Galileo moves on to wherever he thinks he will be best able to carry out his work, from the republic of Venice to the Medici court of Florence. So do we, move on, in search of a place that offers better working conditions. That's what scientists do, shed all notions of belonging to a place and only belonging to one's work and following it around wherever it appears to find its most fertile ground. Not always this leads to the best decision: Galileo's moving to Florence leaves him more dangerously exposed to the power of the church than at the time when he was a citizen of the Venetian republic. His hope that the scholars of the Medici court will embrace his work is met by a cold and skeptic rebuttal, where invoking the authority of Aristotle the respected council of the court refuses to do as much as to look at the satellites of Jupiter through the telescope. The fortunes of Galileo's work, in Brecht's clever and moving narrative, alternate: after initially gaining the approval of the Vatican academy, the decision of the Inquisition to put the works of Copernicus in the list of indicted books turns the fortunes once again and Galileo is silenced for years. When finally Cardinal Barberini is elected pope, the scientist hopes to find a sympathetic ear in the science inclined new head of the church, only to find himself on the wrong side once again and threatened by the inquisition.

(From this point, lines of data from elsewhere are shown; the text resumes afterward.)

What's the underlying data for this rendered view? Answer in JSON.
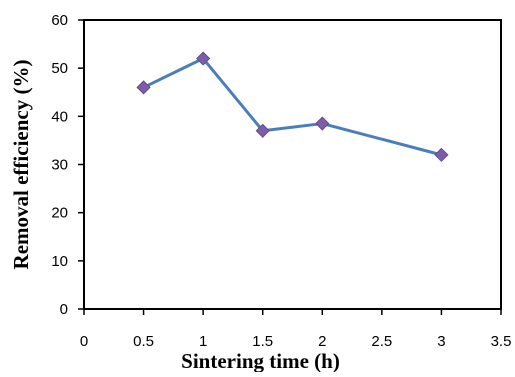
{
  "chart_data": {
    "type": "scatter",
    "title": "",
    "xlabel": "Sintering time (h)",
    "ylabel": "Removal efficiency (%)",
    "xlim": [
      0,
      3.5
    ],
    "ylim": [
      0,
      60
    ],
    "x_ticks": [
      "0",
      "0.5",
      "1",
      "1.5",
      "2",
      "2.5",
      "3",
      "3.5"
    ],
    "y_ticks": [
      "0",
      "10",
      "20",
      "30",
      "40",
      "50",
      "60"
    ],
    "grid": false,
    "legend": "none",
    "series": [
      {
        "x": [
          0.5,
          1,
          1.5,
          2,
          3
        ],
        "y": [
          46,
          52,
          37,
          38.5,
          32
        ],
        "line_color": "#4a7ebb",
        "marker": "diamond",
        "marker_color": "#7b5ea7"
      }
    ]
  }
}
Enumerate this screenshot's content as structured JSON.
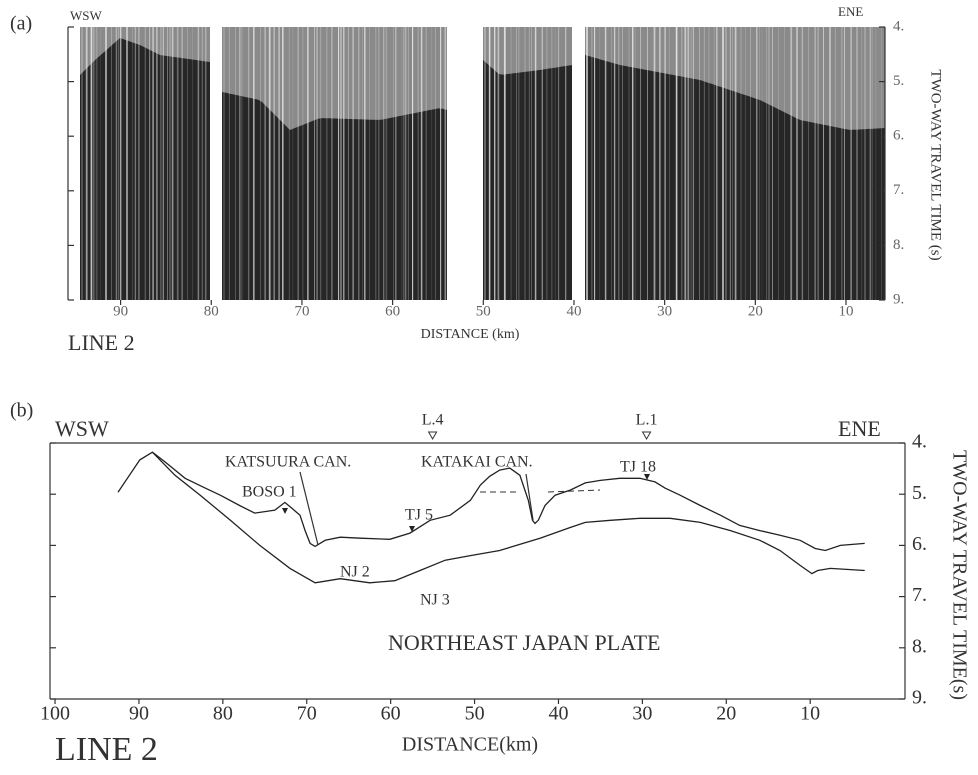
{
  "chart_data": [
    {
      "type": "seismic",
      "panel_label": "(a)",
      "left_label": "WSW",
      "right_label": "ENE",
      "line_label": "LINE 2",
      "xlabel": "DISTANCE (km)",
      "ylabel": "TWO-WAY TRAVEL TIME (s)",
      "xlim": [
        95.8,
        5.7
      ],
      "xticks": [
        90,
        80,
        70,
        60,
        50,
        40,
        30,
        20,
        10
      ],
      "ylim": [
        4,
        9
      ],
      "yticks": [
        {
          "value": 4,
          "label": "4."
        },
        {
          "value": 5,
          "label": "5."
        },
        {
          "value": 6,
          "label": "6."
        },
        {
          "value": 7,
          "label": "7."
        },
        {
          "value": 8,
          "label": "8."
        },
        {
          "value": 9,
          "label": "9."
        }
      ],
      "grid": false
    },
    {
      "type": "line",
      "panel_label": "(b)",
      "left_label": "WSW",
      "right_label": "ENE",
      "line_label": "LINE 2",
      "xlabel": "DISTANCE(km)",
      "ylabel": "TWO-WAY TRAVEL TIME(s)",
      "xlim": [
        100.6,
        -1.3
      ],
      "xticks": [
        100,
        90,
        80,
        70,
        60,
        50,
        40,
        30,
        20,
        10
      ],
      "ylim": [
        4,
        9
      ],
      "yticks": [
        {
          "value": 4,
          "label": "4."
        },
        {
          "value": 5,
          "label": "5."
        },
        {
          "value": 6,
          "label": "6."
        },
        {
          "value": 7,
          "label": "7."
        },
        {
          "value": 8,
          "label": "8."
        },
        {
          "value": 9,
          "label": "9."
        }
      ],
      "grid": false,
      "line_markers": [
        "L.4",
        "L.1"
      ],
      "annotations": [
        "KATSUURA CAN.",
        "BOSO 1",
        "TJ 5",
        "KATAKAI CAN.",
        "TJ 18",
        "NJ 2",
        "NJ 3",
        "NORTHEAST JAPAN PLATE"
      ],
      "series": [
        {
          "color": "#222",
          "x": [
            92.5,
            89.9,
            88.4,
            86.9,
            84.5,
            82.1,
            80.3,
            78.0,
            76.2,
            73.8,
            72.6,
            71.8,
            70.8,
            70.2,
            69.6,
            69.0,
            67.8,
            66.0,
            63.6,
            60.1,
            57.7,
            55.3,
            52.9,
            50.5,
            49.3,
            48.2,
            47.0,
            45.8,
            44.6,
            43.6,
            43.1,
            42.8,
            42.4,
            41.6,
            40.4,
            38.6,
            36.8,
            35.0,
            32.7,
            30.3,
            28.5,
            27.3,
            25.5,
            23.1,
            20.7,
            18.4,
            16.0,
            13.6,
            11.2,
            9.4,
            8.2,
            6.4,
            3.5
          ],
          "values": [
            4.96,
            4.33,
            4.18,
            4.37,
            4.69,
            4.88,
            5.02,
            5.22,
            5.37,
            5.31,
            5.16,
            5.27,
            5.41,
            5.71,
            5.96,
            6.02,
            5.9,
            5.84,
            5.86,
            5.88,
            5.76,
            5.51,
            5.41,
            5.12,
            4.82,
            4.65,
            4.53,
            4.49,
            4.63,
            5.12,
            5.51,
            5.57,
            5.51,
            5.22,
            5.02,
            4.92,
            4.78,
            4.73,
            4.69,
            4.69,
            4.76,
            4.88,
            5.02,
            5.22,
            5.41,
            5.61,
            5.71,
            5.8,
            5.9,
            6.06,
            6.1,
            6.0,
            5.96
          ]
        },
        {
          "color": "#222",
          "x": [
            88.4,
            85.7,
            82.7,
            79.1,
            75.6,
            72.0,
            69.0,
            66.0,
            62.5,
            59.5,
            56.5,
            53.5,
            50.5,
            47.0,
            42.2,
            38.6,
            36.8,
            33.8,
            30.3,
            26.7,
            23.1,
            19.5,
            16.0,
            13.6,
            11.2,
            9.8,
            9.1,
            7.6,
            3.5
          ],
          "values": [
            4.18,
            4.63,
            5.02,
            5.51,
            6.0,
            6.45,
            6.73,
            6.65,
            6.73,
            6.69,
            6.49,
            6.29,
            6.2,
            6.1,
            5.86,
            5.65,
            5.55,
            5.51,
            5.47,
            5.47,
            5.55,
            5.71,
            5.9,
            6.1,
            6.39,
            6.55,
            6.49,
            6.45,
            6.49
          ]
        }
      ]
    }
  ]
}
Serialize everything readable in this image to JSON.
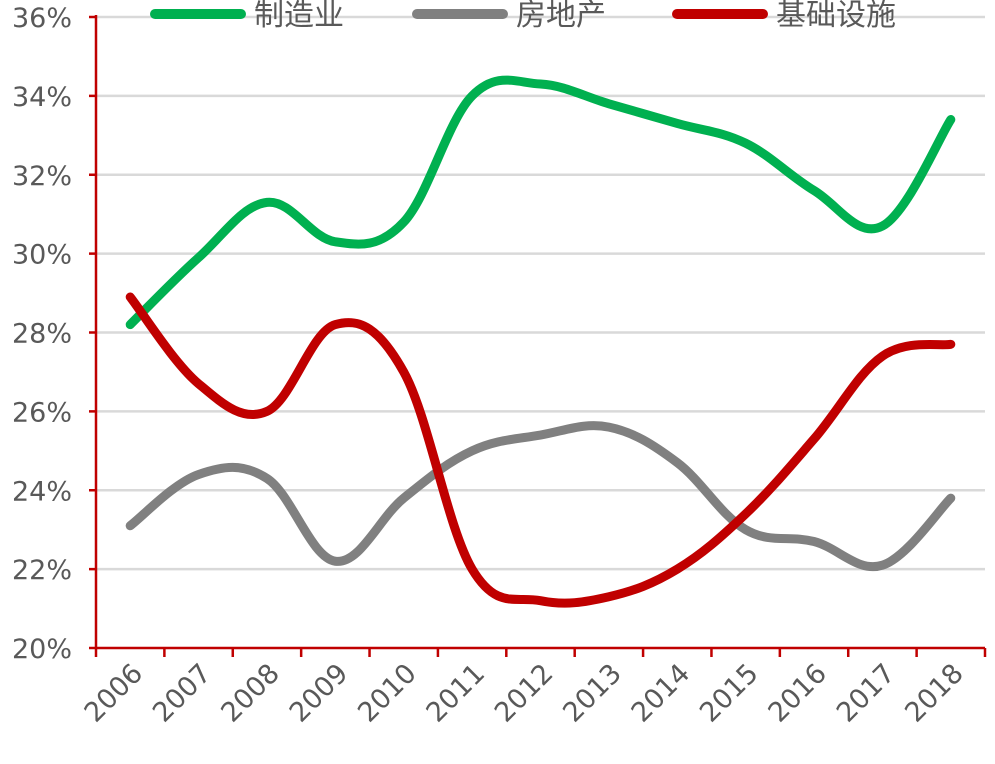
{
  "chart_data": {
    "type": "line",
    "title": "",
    "xlabel": "",
    "ylabel": "",
    "categories": [
      "2006",
      "2007",
      "2008",
      "2009",
      "2010",
      "2011",
      "2012",
      "2013",
      "2014",
      "2015",
      "2016",
      "2017",
      "2018"
    ],
    "ylim": [
      20,
      36
    ],
    "y_ticks": [
      20,
      22,
      24,
      26,
      28,
      30,
      32,
      34,
      36
    ],
    "y_tick_labels": [
      "20%",
      "22%",
      "24%",
      "26%",
      "28%",
      "30%",
      "32%",
      "34%",
      "36%"
    ],
    "y_unit": "%",
    "grid": "horizontal",
    "legend_position": "top",
    "colors": {
      "axis": "#c00000",
      "grid": "#d9d9d9",
      "text": "#595959"
    },
    "series": [
      {
        "name": "制造业",
        "color": "#00b050",
        "values": [
          28.2,
          29.9,
          31.3,
          30.3,
          30.8,
          34.0,
          34.3,
          33.8,
          33.3,
          32.8,
          31.6,
          30.7,
          33.4
        ]
      },
      {
        "name": "房地产",
        "color": "#808080",
        "values": [
          23.1,
          24.4,
          24.3,
          22.2,
          23.8,
          25.0,
          25.4,
          25.6,
          24.7,
          23.0,
          22.7,
          22.1,
          23.8
        ]
      },
      {
        "name": "基础设施",
        "color": "#c00000",
        "values": [
          28.9,
          26.7,
          26.0,
          28.2,
          27.0,
          22.0,
          21.2,
          21.3,
          22.0,
          23.4,
          25.3,
          27.4,
          27.7
        ]
      }
    ]
  }
}
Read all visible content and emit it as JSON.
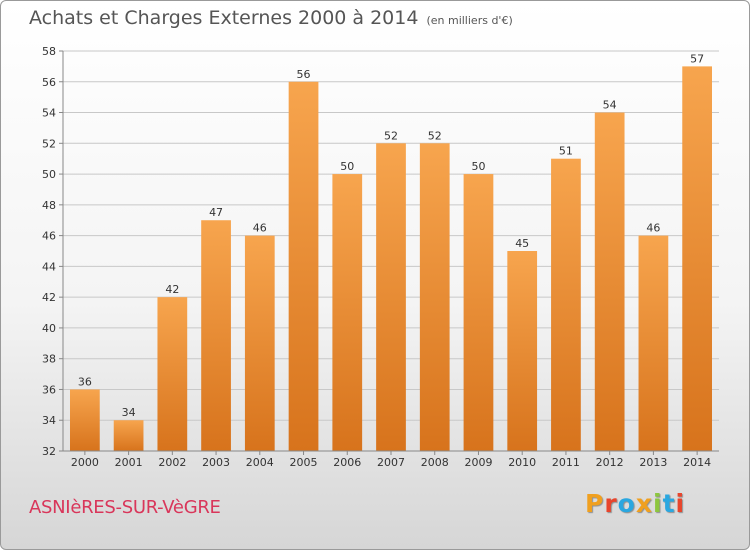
{
  "header": {
    "title": "Achats et Charges Externes 2000 à 2014",
    "subtitle": "(en milliers d'€)"
  },
  "footer": {
    "town": "ASNIèRES-SUR-VèGRE",
    "logo": "Proxiti",
    "logo_colors": [
      "#f0a020",
      "#e8452c",
      "#2aa7e0",
      "#f0a020",
      "#8dc63f",
      "#2aa7e0",
      "#e8452c"
    ]
  },
  "colors": {
    "bar_top": "#f7a54e",
    "bar_bottom": "#d7731c",
    "grid": "#c8c8c8",
    "axis_text": "#333333"
  },
  "chart_data": {
    "type": "bar",
    "categories": [
      "2000",
      "2001",
      "2002",
      "2003",
      "2004",
      "2005",
      "2006",
      "2007",
      "2008",
      "2009",
      "2010",
      "2011",
      "2012",
      "2013",
      "2014"
    ],
    "values": [
      36,
      34,
      42,
      47,
      46,
      56,
      50,
      52,
      52,
      50,
      45,
      51,
      54,
      46,
      57
    ],
    "ylim": [
      32,
      58
    ],
    "yticks": [
      32,
      34,
      36,
      38,
      40,
      42,
      44,
      46,
      48,
      50,
      52,
      54,
      56,
      58
    ],
    "grid": true
  }
}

The riddle of the Brecht play is the final recantation of Galileo: its meaning, its impact, its long term consequences. It is clear that, by the time when Galileo faces the choice between remaining faithful to his ideas and facing torture and possibly death at the hands of the Inquisition or continuing to live, silenced and under house arrest, after repudiating the very essence of his work, Galileo has already reached a stage of profound disillusionment towards other human beings, towards people like the new pope Barberini, whom he had seriously trusted would be supportive of his work. He has learned the hard way that nobody is to be trusted and that there are no ideals and nothing worthy of fighting for. At that point, the perspective of a quiet and isolated life, alone with his work, appears perhaps like a more reasonable outcome than the heroic gesture in defense of something he no longer believes worth defending. There are actually many different ways of reading the ending of Brecht's play and the anti-heroic role of Galileo in his decision to recant. This is only one possible interpretation, but one that projected in the context of the everyday practice of science still makes sense. True, nowadays none of us risks ending up like Giordano Bruno: even the Vatican has extinguished its taste for the smell of burned flesh. However, on a smaller but still significant scale, we do experience the sense of loss of trust in people, institutions, environments whom we had grown used to imagine as supportive, only to experience that support being withdrawn at the most crucial times. So Brecht's Galileo is a very relevant figure in portraying the psychological workings of the everyday practice of science, much more than as a rendering of the historic figure.